On the supply side, lead benefits from a characteristic shared by few other metals: it is highly recyclable. USGS data shows that secondary lead from recycled batteries accounts for the majority of US refined lead production. The recycling rate for lead-acid batteries exceeds 95% in developed markets. This high recycling rate means lead supply is less dependent on mine production than any other base metal. It also means that lead prices face a natural ceiling — if prices rise too high, the incentive to collect and recycle additional batteries increases, bringing more secondary supply to market. This recycling-driven supply elasticity limits the upside for lead prices even during demand spikes.
For lead buyers — primarily battery manufacturers, ammunition producers, and radiation shielding fabricators — the current surplus environment is favorable. Prices have been in a narrow $1,800-2,100 band for most of the past eighteen months. The ILZSG surplus forecast suggests this band will persist, with perhaps a mild downward bias as Chinese demand contracts. There is no catalyst visible in Q3 2026 that would push lead significantly higher.

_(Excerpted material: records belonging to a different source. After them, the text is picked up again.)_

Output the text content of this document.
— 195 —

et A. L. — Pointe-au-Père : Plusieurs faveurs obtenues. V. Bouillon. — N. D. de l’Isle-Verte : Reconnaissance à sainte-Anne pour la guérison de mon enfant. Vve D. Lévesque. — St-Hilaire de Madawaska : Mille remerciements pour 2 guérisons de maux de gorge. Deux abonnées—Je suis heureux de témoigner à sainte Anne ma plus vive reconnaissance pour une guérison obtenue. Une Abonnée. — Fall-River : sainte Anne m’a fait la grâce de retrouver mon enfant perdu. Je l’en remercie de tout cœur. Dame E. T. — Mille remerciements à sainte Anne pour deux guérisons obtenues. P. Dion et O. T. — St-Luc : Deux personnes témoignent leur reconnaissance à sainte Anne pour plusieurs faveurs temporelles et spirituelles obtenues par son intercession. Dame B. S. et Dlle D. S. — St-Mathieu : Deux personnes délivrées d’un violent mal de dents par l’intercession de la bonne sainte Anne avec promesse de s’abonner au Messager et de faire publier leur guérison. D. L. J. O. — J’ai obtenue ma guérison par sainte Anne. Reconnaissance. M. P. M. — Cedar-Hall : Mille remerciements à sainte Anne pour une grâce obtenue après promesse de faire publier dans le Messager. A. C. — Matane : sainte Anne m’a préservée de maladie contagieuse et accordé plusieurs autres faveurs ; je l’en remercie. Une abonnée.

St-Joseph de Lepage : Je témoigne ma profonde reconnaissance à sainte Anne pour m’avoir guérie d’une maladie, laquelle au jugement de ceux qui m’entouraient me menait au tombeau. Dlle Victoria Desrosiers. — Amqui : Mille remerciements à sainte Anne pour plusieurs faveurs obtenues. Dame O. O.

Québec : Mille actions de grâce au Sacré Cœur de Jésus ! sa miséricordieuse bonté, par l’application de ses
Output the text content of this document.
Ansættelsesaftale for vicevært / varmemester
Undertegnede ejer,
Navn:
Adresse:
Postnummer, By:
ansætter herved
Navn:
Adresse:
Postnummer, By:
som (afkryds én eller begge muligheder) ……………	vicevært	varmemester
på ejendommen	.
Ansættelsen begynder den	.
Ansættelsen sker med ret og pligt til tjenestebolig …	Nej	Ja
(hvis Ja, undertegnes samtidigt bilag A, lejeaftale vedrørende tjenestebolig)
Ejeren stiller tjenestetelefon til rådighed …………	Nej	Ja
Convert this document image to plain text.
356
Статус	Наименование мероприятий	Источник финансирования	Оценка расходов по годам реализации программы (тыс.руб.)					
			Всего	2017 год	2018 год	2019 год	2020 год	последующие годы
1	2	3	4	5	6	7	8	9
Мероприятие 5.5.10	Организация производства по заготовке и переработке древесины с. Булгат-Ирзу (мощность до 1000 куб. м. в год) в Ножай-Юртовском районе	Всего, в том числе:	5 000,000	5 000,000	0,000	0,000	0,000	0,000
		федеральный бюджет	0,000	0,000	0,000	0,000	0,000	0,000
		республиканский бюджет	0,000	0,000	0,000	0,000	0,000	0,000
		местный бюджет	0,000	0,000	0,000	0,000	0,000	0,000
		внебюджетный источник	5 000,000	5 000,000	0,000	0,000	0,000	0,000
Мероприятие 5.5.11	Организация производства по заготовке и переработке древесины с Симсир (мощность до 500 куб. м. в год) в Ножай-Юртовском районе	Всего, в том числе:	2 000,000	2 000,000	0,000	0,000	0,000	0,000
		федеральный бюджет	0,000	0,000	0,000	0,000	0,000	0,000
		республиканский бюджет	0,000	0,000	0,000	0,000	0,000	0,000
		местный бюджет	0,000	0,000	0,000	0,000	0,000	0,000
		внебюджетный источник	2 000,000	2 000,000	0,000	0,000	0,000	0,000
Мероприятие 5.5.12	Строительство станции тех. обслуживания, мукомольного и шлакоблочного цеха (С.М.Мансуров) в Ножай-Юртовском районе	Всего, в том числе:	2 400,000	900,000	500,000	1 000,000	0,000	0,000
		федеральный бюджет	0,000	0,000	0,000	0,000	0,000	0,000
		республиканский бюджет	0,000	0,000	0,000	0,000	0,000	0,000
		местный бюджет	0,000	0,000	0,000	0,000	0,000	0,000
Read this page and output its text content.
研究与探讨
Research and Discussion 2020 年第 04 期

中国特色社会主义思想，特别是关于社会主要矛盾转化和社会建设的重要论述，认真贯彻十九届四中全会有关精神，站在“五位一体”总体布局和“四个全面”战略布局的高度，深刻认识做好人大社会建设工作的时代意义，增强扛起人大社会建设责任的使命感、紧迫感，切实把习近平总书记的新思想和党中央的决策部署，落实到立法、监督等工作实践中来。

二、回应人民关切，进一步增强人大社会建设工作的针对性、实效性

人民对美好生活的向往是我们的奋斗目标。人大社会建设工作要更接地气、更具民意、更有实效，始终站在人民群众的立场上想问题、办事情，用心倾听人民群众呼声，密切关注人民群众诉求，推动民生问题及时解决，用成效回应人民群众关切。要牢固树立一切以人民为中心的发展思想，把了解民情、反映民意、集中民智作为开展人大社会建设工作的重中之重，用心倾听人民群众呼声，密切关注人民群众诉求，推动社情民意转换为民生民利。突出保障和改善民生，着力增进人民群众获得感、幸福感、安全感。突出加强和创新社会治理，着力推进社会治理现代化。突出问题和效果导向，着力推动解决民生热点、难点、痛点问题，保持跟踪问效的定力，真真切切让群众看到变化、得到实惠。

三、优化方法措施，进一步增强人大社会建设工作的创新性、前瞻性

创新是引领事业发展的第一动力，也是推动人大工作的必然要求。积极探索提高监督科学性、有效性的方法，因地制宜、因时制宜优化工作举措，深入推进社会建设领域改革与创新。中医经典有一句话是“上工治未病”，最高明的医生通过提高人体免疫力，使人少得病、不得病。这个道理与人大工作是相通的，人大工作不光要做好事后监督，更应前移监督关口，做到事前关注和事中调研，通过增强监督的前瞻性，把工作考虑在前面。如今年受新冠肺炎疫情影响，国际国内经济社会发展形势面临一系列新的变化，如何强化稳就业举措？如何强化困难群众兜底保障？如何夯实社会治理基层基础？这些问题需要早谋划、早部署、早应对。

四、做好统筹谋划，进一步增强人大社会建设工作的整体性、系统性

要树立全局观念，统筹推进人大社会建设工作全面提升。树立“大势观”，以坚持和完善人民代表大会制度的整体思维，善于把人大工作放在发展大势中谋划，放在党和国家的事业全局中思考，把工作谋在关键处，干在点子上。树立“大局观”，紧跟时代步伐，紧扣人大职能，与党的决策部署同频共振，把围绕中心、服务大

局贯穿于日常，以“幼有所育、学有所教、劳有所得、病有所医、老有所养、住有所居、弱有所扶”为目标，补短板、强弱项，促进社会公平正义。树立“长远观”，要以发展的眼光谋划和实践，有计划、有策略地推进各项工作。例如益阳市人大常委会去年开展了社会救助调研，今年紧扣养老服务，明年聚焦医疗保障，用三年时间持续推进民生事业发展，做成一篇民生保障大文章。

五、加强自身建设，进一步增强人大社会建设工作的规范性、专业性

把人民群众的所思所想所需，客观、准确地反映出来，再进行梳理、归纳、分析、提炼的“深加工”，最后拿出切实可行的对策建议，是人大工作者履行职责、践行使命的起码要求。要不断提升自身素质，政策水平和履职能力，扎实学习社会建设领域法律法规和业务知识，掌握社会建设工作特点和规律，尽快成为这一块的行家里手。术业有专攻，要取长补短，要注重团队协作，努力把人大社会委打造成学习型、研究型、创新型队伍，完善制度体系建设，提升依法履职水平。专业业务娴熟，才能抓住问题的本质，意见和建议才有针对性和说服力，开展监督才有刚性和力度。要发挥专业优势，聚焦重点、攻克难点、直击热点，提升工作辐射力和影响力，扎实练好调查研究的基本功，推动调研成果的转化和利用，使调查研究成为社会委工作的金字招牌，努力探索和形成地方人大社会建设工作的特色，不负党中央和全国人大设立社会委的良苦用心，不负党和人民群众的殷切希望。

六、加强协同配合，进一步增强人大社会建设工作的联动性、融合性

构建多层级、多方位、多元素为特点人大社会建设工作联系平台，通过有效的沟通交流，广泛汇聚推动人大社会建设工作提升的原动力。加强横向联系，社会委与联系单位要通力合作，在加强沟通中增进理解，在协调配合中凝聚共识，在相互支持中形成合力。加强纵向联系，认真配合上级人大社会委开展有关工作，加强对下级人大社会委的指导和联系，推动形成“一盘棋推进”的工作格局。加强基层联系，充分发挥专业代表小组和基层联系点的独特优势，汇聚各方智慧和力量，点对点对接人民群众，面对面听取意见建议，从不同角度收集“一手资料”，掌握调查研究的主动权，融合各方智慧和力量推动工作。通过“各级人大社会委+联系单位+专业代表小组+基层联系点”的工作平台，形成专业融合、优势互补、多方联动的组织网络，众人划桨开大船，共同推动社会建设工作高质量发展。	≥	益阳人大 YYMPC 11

The risks are all to the downside: a deeper Chinese contraction, faster EV adoption, or a broader macroeconomic slowdown that reduces vehicle production and replacement battery demand.
Lead is the one base metal where buyers hold the negotiating power in Q3 2026. The ILZSG confirms a 109,000-tonne surplus. Chinese demand is contracting. Global inventories are ample. There is no supply disruption anywhere in the lead supply chain. Use this environment to your advantage. Negotiate annual or semi-annual fixed-price contracts for 2027 now, locking in prices at or below $1,900 per tonne. For battery manufacturers: the stable lead price environment allows you to offer more competitive pricing to your own customers while maintaining margins. For spot buyers: there is no urgency. Lead is available at LME plus a modest regional premium (typically $50-150 per tonne depending on location). The only medium-term risk to this benign outlook is a sustained increase in Chinese e-bike production, which could absorb more lead-acid battery capacity than current forecasts anticipate. Monitor Chinese monthly lead-acid battery export data — if exports rise above trend, it signals stronger-than-expected demand. But for Q3 2026, the base case is range-bound prices with a mild downward drift.